Findings from a study of 3066 patients from the German Psoriasis Registry who had moderate-to-severe psoriasis at the start of systematic treatment showed that more than 90% nominated “skin healing”, “quick skin improvement”, “confidence in therapy”, and “control over the disease” as quite or very important treatment goals [4]. Together with the current study, these findings suggest that treatments that provide high levels of improvement in skin healing during the early stages of therapy may be of benefit for many patients with moderate-to-severe psoriasis not only in terms of clinical outcomes and improvements in QoL but also in terms of patient preferences for a sense of control over their disease and confidence with therapy.

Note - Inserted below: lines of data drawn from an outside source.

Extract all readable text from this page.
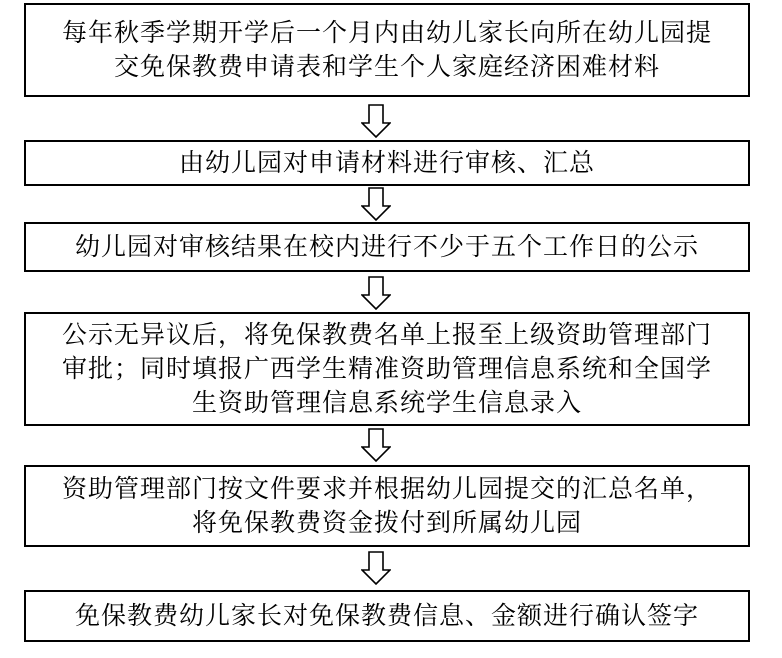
每年秋季学期开学后一个月内由幼儿家长向所在幼儿园提
交免保教费申请表和学生个人家庭经济困难材料
由幼儿园对申请材料进行审核、汇总
幼儿园对审核结果在校内进行不少于五个工作日的公示
公示无异议后，将免保教费名单上报至上级资助管理部门
审批；同时填报广西学生精准资助管理信息系统和全国学
生资助管理信息系统学生信息录入
资助管理部门按文件要求并根据幼儿园提交的汇总名单，
将免保教费资金拨付到所属幼儿园
免保教费幼儿家长对免保教费信息、金额进行确认签字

The main strengths of the study are the multicenter design and the inclusion of patients with severe forms of psoriasis (erythrodermic and generalized pustular psoriasis). Ixekizumab has shown efficacy in this difficult-to-treat population. However, this study is limited by the single-arm, open-label study design and the small sample size of Japanese patients. As a result, study findings may not be generalizable to other populations.

Conclusion

Overall, these findings highlight the clinical importance of a fast response to treatment in patients with psoriasis. Treatments that provide rapid onset and complete skin clearance may provide better outcomes during the early stages of treatment for patients with moderate-to-severe psoriasis.